The ionisation of atoms surrounding the trajectory of an alpha or beta particle in matter, or the interaction of a gamma ray with a nucleus or an electron, is a microscopic phenomenon. Any effects on the scales that we can see are the result of a very large number of these fundamental interactions.
By expelling electrons from the atoms they pass, the ionising particles cause a temporary instability in these atoms and molecules. The key role these electrons play in the molecular structure means that these expulsions cause disruptions. Free radicals (segments of molecules) are created in an extraordinarily brief lapse of time. Depending on the surrounding conditions, these highly active free radicals can either recombine or induce chemical transformations in the substance.
The macroscopics effects naturally depend on the dose given off and the area irradiated: living or inert, solid or liquid, organic material or not.

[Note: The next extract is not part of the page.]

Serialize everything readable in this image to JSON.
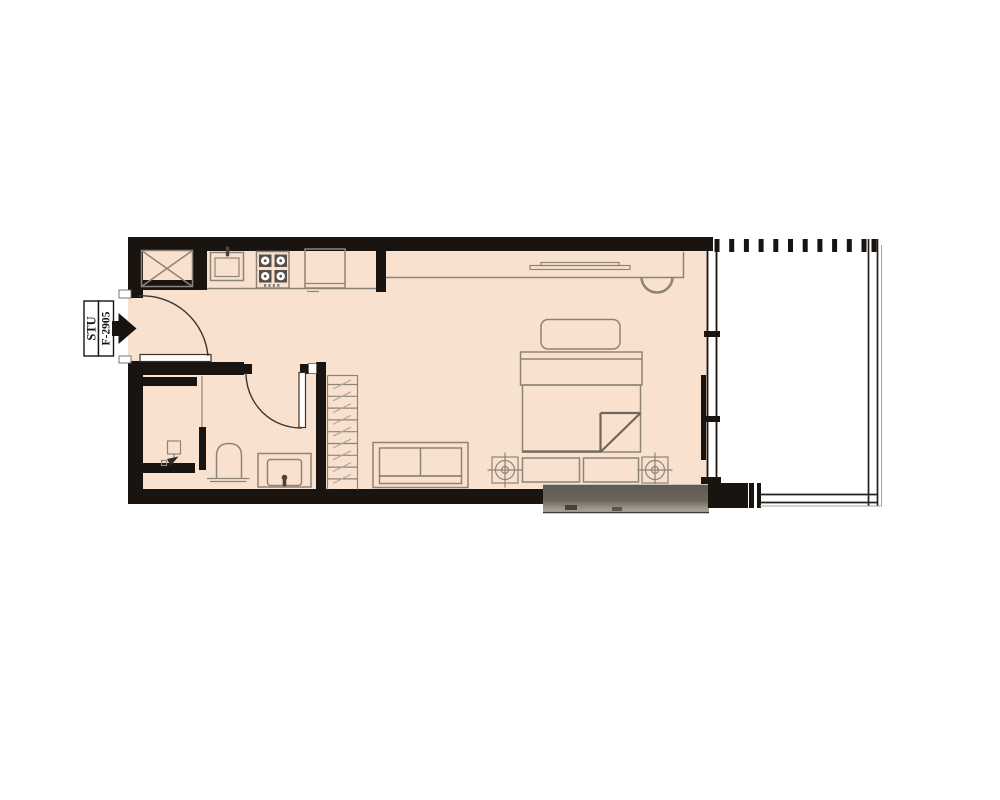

The effects on humans have a special importance to us and deserve their own chapter. Our interest is only natural, as the alpha and beta particles have the ability to ionise our cells and potentially damage our precious DNA. Effects have been observed at doses in excess of one gray (Gy), and in radiotherapies cancerous tumours are exposed to doses of the order of 50 Gy for curative purposes. The possible effects of weak doses remain unclear despite the extensive investigations made.
Ignoring humans and living beings for the moment, the exposure of inert matter (such as food and drink) to radiation produces very little effect. There is, however, no reason not to expose such materials to very high doses.
The most extreme example is that of the nuclear fuel at the heart of a reactor, which receives the equivalent of several billion grays. Similar doses are also absorbed by those detectors placed at the heart of large experiments in nuclear or particle physics using high energy accelarators.
High levels of exposure can change the structure of matter, accelerate ageing processes or, in the case of crystalline structures, provoke structural deformation. It was the ignorance of these effects that led to the 1957 Windscale accident – the most severe nuclear accident in British history.
High doses, though nowhere near on the scales mentioned above, are often used in industry, agriculture and the food industry, as well as in hospitals and museums.
Beneficial changes to the molecular structure can be induced by carefully moderated exposure to radiation. These changes have been seen in a range of products that are in current use. Links in many polymers, for instance, have been altered by radiation to have specific characteristics – such as the ability to shrink under exposure to heat. These polymers are regularly used in the packing industry.